Setelah itu Ashabul Kahfi juga terpilih menjadi Presidium Nasional (Presnas) dan di lantik pada saat MUNAS FoSSEI 2014, merepakan kebangsaan tersendiri bagi Kahfi untuk membawa nama baik SEF dan menjalin silaturahim dengan KSEI di seluruh Indonesia. Ekonomi Syariah di Indonesia yang kian memberikan progres positif memicu SEF untuk terus maju dan berkembang serta dapat menjadi tolak ukur kesuksesan sebuah Forum. Estafet dakwah pun di lanjutkan dengan terpilihnya Saudara Ahmad Husin (Akuntansi, 2011) sebagai Ketua SEF periode 2014-2015, bercermin dari prestasi yang mampu di wariskan Oleh para alumni SEF sebelumnya, Ahmad Husin dengan kerja keras dan bersungguh-sungguh, memimpin para anggotanya untuk mempertahankan prestasi yang telah di raih. Ia berupaya memberikan kekuatan bagi internal SEF sendiri agar dapat menjadi contoh bagi para Ekonom Rabbani lainnya, bersama Husin, SEF yang dinilai masih dalam masa pertumbuhan mampu membuktikan kualitas stakeholdersnya dengan menjuarai berbagai kompetisi di ajang Temu Ilmiah Regional (TEMILREG) 2015 hingga berhasil menjadi Finalis 6 besar Olimpiade Ekonomi Islam Nasional pada Temu Ilmiah Nasional (TEMILNAS) 2015. Husin beserta jajarannya selalu menumbuhkan semangat kepada para SDM SEF dan menciptakan mimpi-mimpi baru yang luar biasa bagi perkembangan Ekonomi Islam di dunia.

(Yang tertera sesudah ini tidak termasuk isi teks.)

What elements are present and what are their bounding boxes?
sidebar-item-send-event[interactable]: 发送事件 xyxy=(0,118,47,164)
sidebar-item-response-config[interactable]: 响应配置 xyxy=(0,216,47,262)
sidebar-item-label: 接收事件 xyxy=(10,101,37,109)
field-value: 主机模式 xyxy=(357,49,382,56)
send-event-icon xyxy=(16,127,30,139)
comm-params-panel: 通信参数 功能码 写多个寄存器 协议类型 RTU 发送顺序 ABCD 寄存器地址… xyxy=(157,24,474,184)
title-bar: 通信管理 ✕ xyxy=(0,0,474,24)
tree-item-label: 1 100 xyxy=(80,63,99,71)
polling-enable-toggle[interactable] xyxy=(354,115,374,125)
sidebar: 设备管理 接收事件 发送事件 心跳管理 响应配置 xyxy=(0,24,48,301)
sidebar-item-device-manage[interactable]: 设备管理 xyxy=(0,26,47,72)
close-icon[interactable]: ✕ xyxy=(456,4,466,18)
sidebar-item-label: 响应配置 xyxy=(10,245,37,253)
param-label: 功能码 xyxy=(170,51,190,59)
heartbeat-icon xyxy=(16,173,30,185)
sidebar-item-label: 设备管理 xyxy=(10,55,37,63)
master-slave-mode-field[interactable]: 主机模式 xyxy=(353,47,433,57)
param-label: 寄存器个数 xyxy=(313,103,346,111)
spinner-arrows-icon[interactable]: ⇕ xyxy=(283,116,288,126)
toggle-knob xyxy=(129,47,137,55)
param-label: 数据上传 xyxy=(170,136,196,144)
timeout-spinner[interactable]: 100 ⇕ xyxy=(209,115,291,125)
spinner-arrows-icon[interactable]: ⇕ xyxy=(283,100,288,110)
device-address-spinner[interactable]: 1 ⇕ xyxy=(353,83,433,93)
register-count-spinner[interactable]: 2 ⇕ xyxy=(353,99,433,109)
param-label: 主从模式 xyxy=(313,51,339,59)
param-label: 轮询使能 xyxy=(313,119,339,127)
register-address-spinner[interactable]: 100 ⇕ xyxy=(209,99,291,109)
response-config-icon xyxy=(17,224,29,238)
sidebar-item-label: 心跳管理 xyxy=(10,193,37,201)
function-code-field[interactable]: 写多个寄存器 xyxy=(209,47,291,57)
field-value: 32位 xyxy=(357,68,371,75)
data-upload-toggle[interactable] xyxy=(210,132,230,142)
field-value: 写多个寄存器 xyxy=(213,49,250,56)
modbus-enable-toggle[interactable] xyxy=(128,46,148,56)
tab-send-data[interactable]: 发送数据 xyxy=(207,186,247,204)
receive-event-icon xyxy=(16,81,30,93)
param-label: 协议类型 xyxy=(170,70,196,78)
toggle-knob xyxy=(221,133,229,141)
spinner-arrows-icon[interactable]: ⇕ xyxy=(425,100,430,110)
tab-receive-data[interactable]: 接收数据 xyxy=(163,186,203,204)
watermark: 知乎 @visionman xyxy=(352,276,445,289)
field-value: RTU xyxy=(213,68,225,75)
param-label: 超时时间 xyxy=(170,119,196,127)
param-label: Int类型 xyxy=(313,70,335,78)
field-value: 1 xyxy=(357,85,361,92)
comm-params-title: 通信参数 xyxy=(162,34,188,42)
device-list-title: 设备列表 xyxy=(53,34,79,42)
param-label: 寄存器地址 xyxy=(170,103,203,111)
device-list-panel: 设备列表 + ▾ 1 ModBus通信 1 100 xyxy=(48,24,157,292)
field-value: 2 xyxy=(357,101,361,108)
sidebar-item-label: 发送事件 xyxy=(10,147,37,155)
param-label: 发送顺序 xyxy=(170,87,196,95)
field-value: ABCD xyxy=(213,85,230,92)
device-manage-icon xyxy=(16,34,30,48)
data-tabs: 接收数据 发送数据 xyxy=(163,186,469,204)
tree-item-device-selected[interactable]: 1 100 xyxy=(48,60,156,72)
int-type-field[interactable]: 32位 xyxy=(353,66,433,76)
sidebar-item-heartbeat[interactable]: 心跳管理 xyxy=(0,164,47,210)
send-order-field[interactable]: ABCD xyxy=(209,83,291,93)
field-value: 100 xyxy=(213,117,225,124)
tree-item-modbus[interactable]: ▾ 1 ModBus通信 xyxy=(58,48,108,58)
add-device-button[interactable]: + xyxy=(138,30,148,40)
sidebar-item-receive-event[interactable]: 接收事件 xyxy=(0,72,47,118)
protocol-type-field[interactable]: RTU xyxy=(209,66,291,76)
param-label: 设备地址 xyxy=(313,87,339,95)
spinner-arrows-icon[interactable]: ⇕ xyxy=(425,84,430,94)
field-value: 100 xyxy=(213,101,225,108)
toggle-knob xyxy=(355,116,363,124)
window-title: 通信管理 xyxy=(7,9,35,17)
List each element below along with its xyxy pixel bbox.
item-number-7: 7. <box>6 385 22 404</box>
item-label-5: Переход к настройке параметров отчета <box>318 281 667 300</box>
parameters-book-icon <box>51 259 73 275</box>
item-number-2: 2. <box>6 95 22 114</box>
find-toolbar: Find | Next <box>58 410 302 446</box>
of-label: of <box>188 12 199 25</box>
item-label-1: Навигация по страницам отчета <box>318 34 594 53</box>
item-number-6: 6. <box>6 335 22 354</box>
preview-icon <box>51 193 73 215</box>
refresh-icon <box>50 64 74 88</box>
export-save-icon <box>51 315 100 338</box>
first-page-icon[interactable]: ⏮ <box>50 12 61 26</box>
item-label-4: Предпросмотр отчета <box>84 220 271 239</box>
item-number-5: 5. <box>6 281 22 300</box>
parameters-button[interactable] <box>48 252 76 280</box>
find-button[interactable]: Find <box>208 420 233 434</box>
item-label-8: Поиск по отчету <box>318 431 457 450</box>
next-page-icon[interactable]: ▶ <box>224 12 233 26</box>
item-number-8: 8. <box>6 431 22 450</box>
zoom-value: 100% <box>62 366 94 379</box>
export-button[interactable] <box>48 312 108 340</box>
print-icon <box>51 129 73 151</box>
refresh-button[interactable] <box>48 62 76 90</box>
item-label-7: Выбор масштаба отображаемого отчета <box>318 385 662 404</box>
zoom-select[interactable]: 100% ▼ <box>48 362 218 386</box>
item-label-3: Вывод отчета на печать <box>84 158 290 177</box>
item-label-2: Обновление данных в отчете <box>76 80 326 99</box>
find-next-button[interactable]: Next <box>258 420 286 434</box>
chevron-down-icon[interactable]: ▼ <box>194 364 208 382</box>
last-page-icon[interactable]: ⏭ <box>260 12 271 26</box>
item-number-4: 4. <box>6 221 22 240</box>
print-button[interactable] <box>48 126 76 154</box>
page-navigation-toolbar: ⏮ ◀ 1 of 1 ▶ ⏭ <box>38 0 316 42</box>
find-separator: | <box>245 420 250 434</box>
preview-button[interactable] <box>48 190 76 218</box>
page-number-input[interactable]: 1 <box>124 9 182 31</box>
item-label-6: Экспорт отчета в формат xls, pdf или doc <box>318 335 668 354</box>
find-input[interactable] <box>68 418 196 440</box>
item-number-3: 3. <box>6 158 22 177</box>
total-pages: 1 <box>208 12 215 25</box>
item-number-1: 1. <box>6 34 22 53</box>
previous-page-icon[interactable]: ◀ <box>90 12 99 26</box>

SEF juga menjalin hubungan baik dengan berbagai lembaga ekonomi syariah, mulai dari Bank Indonesia, sesama KSEI (Kelompok Studi Ekonomi Islam) di seluruh universitas di Indonesia, sampai berbagai institusi keuangan. Hingga kini, bertepatan dengan 1 (satu) dekade usia SEF. Pada periode 2015-2016, SEF dipimpin oleh Saudara Rivaldi Samah (Akuntansi, 2012). Rivaldi mempunyai design kepemimpinannya sendiri untuk seluruh stakeholders SEF yang ingin mempunyai kualitas yang mumpuni untuk menjawab tantangan zaman melalui perwujudan visi misinya satu tahun kedepan. Semoga harapan dan cita-cita Rivaldi dalam membangun keluarga SEF dapat terealisasi dengan ukhuwah islamiyah yang selalu menjadi kekuatan berdakwah, selaras dengan budaya SEF yakni Ikhlas dan Professional.